What if you can’t find natural light? I’ve found this great tutorial on how to build a light box for $10, which might work for you. I’ve tried it, and while the box is easy to make, the lights that you need to cast a natural-colored light are pricey. If you use plain desk-lamps, you tend to get a yellowish tinge to your photos. So, trust me when I say it really is easiest to use a window- even if it means you need to take all of your photos at 1pm on the weekends.
Step 2: Use the Macro setting
We’ve all seen out-of-focus pictures like this:
Eep! What a disaster! Do I need a better camera? No!
I’m a big believer that you don’t need a fancy camera to take decent photos… you just need to read the instruction manual and know how to use the features that you have. Every digital camera has a ‘macro mode’ (with an icon that looks like a flower), and that’s all you need to get the photo in focus:
Isn’t that much better? You’ll want to use macro mode to focus on items that are close to the camera. No fancy camera needed.
The photo is still a little dark, though…
Step 3: Fix your exposure
Notice how the previous picture, while in focus, is a little dark? You need to increase the exposure (light) level. There’s two ways to do this.

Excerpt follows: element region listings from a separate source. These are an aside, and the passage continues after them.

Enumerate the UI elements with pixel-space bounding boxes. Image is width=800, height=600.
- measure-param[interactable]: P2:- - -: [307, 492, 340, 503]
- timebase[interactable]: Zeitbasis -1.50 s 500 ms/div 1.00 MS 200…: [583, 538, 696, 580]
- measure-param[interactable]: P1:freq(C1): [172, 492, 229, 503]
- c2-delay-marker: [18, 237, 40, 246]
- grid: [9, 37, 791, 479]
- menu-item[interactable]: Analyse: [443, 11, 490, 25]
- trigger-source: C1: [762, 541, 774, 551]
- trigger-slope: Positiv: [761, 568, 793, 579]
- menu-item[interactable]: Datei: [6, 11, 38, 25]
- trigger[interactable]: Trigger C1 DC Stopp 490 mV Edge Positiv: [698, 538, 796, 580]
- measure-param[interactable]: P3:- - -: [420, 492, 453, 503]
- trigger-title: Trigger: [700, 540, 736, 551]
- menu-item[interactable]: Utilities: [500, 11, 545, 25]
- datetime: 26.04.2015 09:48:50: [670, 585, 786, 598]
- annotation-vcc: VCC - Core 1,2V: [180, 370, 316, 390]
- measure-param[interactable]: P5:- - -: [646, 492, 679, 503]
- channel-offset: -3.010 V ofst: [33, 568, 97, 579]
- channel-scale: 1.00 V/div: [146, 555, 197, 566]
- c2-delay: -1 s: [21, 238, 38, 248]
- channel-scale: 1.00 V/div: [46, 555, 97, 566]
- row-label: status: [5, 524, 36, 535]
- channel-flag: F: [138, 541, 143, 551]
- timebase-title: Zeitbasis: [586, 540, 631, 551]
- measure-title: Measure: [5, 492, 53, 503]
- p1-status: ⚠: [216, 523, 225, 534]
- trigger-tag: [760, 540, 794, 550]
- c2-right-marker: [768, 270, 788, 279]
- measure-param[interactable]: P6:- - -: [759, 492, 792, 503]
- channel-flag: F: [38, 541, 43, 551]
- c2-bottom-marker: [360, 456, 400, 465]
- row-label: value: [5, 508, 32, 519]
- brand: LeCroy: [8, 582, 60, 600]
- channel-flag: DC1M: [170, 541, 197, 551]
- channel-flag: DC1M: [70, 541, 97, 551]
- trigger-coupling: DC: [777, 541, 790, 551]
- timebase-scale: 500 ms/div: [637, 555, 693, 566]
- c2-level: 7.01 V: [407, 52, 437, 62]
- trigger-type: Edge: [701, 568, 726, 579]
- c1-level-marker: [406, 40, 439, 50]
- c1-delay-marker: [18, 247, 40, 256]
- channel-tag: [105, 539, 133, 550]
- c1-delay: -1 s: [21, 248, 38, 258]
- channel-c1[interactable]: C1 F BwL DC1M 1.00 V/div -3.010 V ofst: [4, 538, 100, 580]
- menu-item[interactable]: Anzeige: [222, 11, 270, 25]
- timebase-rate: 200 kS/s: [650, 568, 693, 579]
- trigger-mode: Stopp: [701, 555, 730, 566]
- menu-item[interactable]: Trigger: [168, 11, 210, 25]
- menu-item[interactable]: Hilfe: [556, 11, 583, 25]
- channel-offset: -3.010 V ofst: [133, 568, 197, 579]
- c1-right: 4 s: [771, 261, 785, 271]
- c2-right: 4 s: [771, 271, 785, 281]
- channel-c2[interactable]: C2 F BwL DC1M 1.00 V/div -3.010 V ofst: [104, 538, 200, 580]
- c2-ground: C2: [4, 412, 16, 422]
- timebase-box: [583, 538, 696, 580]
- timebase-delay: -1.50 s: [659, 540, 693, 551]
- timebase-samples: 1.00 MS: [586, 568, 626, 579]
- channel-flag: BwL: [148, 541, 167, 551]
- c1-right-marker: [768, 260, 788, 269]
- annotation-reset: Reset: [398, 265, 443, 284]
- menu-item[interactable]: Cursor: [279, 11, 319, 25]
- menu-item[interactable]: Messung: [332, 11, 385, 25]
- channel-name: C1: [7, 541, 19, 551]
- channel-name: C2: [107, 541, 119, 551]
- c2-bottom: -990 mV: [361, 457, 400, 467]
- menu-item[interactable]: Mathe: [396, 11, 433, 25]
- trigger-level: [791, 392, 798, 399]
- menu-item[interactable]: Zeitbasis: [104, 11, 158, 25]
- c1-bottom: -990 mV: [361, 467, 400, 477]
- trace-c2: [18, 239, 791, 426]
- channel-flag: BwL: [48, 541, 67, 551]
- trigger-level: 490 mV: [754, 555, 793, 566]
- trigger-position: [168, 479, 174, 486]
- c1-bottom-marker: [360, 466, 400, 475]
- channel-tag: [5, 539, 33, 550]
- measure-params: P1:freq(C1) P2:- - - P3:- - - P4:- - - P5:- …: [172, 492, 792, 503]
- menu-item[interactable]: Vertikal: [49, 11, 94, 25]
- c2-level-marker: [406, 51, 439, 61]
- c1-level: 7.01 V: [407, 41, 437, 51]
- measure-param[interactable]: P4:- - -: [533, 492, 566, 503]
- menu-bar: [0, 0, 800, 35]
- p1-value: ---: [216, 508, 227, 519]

Change the exposure settings on your camera. Most basic digital cameras do this… just read your manual! Here, I took the same photo with a higher exposure on my camera:
Edit the photo to change the exposure settings. Let’s say you’ve already taken the photo… you can also change the exposure in software like Photoshop or PicMonkey (which is free!). Here, I changed the exposure by photo-editing:
As you can see, both of these techniques get pretty similar results, and make a big difference!
Step 4: Crop or paint corners
Cameras, because of the curve of the lens, tend to leave photos with some darkness in the corner. For a totally white background, you’ll want to either crop the photo (cutting the corners out altogether), or use photo editing software to ‘highlight’ the corners and remove the darkness.
Here, I’ve cropped the photo:
And here, I’ve highlighted the corners:
Step 5: Show it off!
Look at your fabulous photo! Show it around, proudly!